Incentivos para TV: um novo capítulo nessa história

Por José Maurício Fittipaldi

Já aproveitamos este espaço, mais de uma vez, para falar das possibilidades trazidas pela legislação de incentivo para a produção de conteúdos para o mercado de televisão. A partir de 2006, com a criação dos arts. 1º-A e 3º-A da Lei do Audiovisual, essa possibilidade ampliou-se, trazendo à tona um debate um tanto delicado: a utilização de incentivos para produção de conteúdo para as redes de televisão aberta, de caráter comercial.

O debate não é novo e até a criação do mencionado art. 3º-A, a posição da ANCINE era peremptória: não aprovava projetos cuja exibição inicial se desse em canal de televisão aberta (a menos que estatais). É importante frisar que tal posicionamento era fruto de diretriz administrativa da própria Agência, uma vez que a legislação não faz qualquer distinção, em relação ao uso de incentivos, entre os mercados de TV aberta e fechada.

O advento do art. 3º-A, no final de 2006, pareceu por alguns momentos que iria alterar esse panorama.
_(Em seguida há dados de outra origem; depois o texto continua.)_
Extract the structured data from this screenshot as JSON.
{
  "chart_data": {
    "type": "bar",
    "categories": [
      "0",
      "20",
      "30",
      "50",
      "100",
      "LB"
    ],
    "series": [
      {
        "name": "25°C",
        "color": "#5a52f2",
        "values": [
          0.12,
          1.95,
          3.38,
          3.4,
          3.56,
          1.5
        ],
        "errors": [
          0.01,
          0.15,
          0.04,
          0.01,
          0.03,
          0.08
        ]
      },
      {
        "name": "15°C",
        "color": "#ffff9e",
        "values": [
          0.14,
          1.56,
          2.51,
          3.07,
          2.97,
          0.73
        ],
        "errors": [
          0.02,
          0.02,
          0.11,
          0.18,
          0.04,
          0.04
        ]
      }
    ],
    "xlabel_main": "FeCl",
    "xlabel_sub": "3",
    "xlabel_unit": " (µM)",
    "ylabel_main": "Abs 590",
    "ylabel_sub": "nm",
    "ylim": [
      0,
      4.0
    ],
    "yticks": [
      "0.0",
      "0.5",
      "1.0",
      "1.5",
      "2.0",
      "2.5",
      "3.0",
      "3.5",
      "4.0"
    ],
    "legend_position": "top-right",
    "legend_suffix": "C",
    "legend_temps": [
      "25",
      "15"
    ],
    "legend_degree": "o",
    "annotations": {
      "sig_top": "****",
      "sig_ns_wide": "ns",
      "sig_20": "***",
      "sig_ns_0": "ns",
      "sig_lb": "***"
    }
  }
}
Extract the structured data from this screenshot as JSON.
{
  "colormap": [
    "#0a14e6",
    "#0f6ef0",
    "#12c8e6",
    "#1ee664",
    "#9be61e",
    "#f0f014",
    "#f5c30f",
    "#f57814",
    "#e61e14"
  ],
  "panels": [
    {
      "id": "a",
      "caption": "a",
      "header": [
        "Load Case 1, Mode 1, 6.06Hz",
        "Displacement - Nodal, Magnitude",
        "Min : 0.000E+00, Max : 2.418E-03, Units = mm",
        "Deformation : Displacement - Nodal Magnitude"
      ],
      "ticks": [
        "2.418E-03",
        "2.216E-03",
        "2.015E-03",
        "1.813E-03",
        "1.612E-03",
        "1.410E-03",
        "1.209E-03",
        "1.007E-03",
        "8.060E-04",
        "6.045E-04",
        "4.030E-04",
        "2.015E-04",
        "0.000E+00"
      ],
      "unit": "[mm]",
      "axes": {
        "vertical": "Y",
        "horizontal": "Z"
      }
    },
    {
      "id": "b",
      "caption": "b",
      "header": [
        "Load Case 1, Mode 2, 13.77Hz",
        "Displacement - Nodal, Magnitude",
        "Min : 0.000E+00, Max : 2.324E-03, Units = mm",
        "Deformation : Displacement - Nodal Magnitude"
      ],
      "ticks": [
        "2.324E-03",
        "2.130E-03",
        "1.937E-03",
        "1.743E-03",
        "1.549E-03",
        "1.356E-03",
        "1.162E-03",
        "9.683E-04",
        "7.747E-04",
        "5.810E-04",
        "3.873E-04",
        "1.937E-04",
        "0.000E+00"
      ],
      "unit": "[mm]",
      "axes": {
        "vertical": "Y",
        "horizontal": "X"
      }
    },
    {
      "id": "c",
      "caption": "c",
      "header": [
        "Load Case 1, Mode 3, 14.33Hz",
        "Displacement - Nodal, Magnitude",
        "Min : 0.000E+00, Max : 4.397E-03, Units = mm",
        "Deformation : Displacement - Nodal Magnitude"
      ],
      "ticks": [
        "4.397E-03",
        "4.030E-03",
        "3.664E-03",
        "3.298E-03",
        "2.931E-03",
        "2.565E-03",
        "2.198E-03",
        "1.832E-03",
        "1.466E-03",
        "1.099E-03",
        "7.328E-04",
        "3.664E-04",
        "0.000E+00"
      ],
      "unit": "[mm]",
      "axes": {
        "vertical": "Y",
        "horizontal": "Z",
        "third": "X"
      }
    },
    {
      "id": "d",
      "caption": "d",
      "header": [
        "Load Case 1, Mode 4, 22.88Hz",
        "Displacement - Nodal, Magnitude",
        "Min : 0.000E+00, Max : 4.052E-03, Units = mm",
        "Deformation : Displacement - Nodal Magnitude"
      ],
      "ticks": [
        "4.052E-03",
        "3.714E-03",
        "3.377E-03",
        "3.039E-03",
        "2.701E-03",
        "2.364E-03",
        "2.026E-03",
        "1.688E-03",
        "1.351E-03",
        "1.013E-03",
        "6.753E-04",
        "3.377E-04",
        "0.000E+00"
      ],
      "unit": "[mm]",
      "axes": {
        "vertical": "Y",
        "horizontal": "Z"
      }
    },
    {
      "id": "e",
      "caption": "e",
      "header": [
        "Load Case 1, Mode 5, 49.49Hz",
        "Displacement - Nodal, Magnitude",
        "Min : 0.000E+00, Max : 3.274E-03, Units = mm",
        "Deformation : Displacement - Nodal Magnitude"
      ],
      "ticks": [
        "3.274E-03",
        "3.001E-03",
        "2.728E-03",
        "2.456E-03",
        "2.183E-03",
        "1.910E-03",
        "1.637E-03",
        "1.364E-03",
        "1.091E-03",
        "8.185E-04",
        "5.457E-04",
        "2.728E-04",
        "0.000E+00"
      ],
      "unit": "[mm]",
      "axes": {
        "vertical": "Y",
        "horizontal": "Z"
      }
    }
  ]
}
Isto porque tal mecanismo de incentivo baseia-se no imposto de renda pago em função da aquisição de conteúdo audiovisual e de eventos esportivos no exterior, dos quais as redes de TV aberta são as maiores compradoras. Portanto, pensou-se, serão as principais utilizadoras deste mecanismo e, dessa forma, produzirão conteúdo para veiculação na sua própria grade de programação – o que imediatamente gerou na ANCINE reação de apreensão, ainda que a legislação, por meio do art. 3º-A, tenha buscado justamente isso: aproximar produtores independentes das redes de televisão.

Neste momento, a posição da Agência é de indefinição: projetos propostos visando à utilização do art. 3º-A para veiculação em emissoras de TV aberta têm tido sua tramitação suspensa, com base em decisão interna da Diretoria Colegiada (órgão máximo da ANCINE), alegando-se que está sendo preparada instrução normativa específica para regulamentar a produção, com incentivos fiscais, de conteúdos para TV aberta.

Do ponto de vista jurídico, a solução é duvidosa: diante do vácuo legislativo, a Agência se posiciona pela inação, quando na verdade já deveria ter regulamentado a questão, uma vez que a Lei que criou o art. 3º-A está para completar três anos de vida; ademais, parece descabido alegar que os projetos estão suspensos aguardando regulamentação futura – como pode uma regra que sequer existe servir de fundamento para uma decisão atual?

Esse cenário de insegurança jurídica também gera dúvidas no mercado de produção independente. Produtores não sabem ao certo como se posicionar para aproveitar as novas oportunidades ou que tipo de conteúdos poderão produzir e ficam inseguros, sobretudo em relação à aproximação com as emissoras de TV vislumbrando parcerias futuras.

Não há dúvidas de que não se pode permitir que a programação atualmente produzida pelas emissoras passe automaticamente a ser financiada com recursos de incentivo fiscal, sobretudo quando se mostram sustentáveis do ponto de vista econômico. Algo há de ser feito para impedir que produções que já componham a grade das emissoras sejam financiadas com recursos de natureza pública. No entanto, é urgente que tais regras sejam produzidas e integrem o debate público o quanto antes, sob pena de se causar ainda maiores prejuízos.

Prejuízos, estes, que não se resumem aos produtores e ao setor audiovisual, mas também são arcados pela sociedade em seu conjunto. Afinal, é direito de todos os cidadãos o acesso ao conteúdo audiovisual produzido com recursos públicos, e a melhor maneira de difundir este conteúdo é permitir sua veiculação nas redes de televisão aberta, dentro de regras que privilegiem o interesse público.

 

José Maurício Fittipaldi é advogado do escritório Cesnik, Quintino & Salinas Advogados.